Since that was exactly what Alex had in mind, he didn’t waste any time. He guided the buggy into a turn and headed it down the road, taking the fork that led away from his own place. “I suppose we can just ride down the road a piece,” he said.

“Anywhere, just as long as we’re away from here awhile.”

“I know it’s been hard on you,” he said, “trying to run the place since your pa died.”

“Katherine mostly runs the place, since I’m working in town. I help out with the money for things we need.” She laid her head against Alex’s shoulder. He shifted in the seat, bringing his arm around her, drawing her closer. Lord! Did she ever smell sweet. Just like flowers.

“You’re right,” she went on. “Things have gone from bad to worse since my folks died. Sometimes I think Katherine is fooling herself when she thinks she can keep on running this place, even after I’ve gone.”

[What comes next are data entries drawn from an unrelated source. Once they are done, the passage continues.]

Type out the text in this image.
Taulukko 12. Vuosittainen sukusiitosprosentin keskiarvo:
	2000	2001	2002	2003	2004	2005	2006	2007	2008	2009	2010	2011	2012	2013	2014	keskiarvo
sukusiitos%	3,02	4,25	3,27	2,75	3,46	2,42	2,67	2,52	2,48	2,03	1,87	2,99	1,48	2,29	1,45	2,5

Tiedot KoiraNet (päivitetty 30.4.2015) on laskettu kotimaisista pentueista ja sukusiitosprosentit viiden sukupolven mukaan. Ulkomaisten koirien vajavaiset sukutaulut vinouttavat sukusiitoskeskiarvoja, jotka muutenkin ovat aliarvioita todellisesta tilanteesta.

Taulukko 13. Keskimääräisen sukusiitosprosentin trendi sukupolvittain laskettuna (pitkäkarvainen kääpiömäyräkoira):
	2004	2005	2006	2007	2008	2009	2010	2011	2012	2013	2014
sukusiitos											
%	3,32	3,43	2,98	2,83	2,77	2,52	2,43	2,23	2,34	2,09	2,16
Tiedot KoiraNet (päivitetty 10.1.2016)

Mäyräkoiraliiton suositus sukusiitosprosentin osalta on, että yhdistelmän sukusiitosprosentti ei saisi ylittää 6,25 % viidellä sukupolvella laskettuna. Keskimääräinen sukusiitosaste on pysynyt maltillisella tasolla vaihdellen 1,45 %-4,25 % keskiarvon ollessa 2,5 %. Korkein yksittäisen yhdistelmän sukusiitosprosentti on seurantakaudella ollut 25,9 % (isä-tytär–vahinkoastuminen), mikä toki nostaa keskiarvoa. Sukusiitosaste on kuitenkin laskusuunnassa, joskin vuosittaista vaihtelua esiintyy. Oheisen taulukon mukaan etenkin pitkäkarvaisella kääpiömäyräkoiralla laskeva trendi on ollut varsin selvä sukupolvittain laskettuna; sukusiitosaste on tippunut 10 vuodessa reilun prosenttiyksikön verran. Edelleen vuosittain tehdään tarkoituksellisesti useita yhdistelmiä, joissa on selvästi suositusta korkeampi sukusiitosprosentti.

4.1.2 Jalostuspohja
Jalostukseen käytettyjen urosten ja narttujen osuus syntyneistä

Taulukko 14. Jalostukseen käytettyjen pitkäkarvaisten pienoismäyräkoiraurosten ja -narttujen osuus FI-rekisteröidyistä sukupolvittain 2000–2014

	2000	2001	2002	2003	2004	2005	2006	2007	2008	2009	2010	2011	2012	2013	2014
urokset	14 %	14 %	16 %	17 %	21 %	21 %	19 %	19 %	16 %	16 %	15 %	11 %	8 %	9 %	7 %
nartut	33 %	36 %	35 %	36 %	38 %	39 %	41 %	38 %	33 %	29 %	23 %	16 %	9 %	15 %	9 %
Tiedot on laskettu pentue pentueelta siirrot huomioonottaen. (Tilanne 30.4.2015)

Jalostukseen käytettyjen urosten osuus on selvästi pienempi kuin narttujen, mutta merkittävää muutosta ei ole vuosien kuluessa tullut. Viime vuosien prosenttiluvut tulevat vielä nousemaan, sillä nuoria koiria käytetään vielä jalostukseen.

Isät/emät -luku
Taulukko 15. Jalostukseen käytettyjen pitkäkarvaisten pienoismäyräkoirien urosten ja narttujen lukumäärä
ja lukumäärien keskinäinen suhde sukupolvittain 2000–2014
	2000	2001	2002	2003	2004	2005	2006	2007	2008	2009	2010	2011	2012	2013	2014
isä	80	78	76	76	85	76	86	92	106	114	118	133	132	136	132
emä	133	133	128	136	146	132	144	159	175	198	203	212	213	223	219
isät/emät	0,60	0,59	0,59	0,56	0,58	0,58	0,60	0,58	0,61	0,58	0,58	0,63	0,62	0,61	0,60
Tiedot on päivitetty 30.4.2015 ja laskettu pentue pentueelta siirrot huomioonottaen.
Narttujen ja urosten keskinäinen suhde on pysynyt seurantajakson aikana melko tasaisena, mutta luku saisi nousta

At that reminder, Alex fell silent. After a bit, he said, “How’d your pa die?”

“He just wore out, Alex. Just like mama did. And this is what did it to them,” she said, waving her hand out across the stretch of land that sloped away from the road on either side. “Maybe that’s one of the reasons I want something different, why I can’t forgive this wretched land, this place.”

“You can’t hold a grudge against land.”

“I can, and I do. This place takes and takes and takes. It never gives anything, not even hope.”

He turned the buggy down the road that ran up to the old McCracken place. There was a nice little tank of water just below the place where the old barn had stood. Of course that barn had blown away long before Alex left, but he was hoping the tank was still just as pretty, with its drooping branches of willows that skimmed the water’s surface. The catfish were probably working the top of the water this time of day. He almost mentioned that to her, then remembered Karin wouldn’t be interested in such as that.

“It should be nice and cool down by the tank,” he said as they crested a rise and he could see the tank still looked as lovely as he remembered it. He guided the buggy around one side of the dam and down into a grassy spot between two big trees, one a hackberry, the other a cottonwood.

When he pulled to a stop, he asked, “Do you want to get out and walk for a bit?” She nodded and he swung down from the buggy and tied the horse before he came for her, holding out his arms. She stood, placing her hands on his shoulders as he drew her down into his arms. She fit as perfectly as she ever had. Alex didn’t wait. He couldn’t. He whispered her name once, then stopped anything she was going to say with his mouth against hers. “I want you,” he said. “I’ve always wanted you.”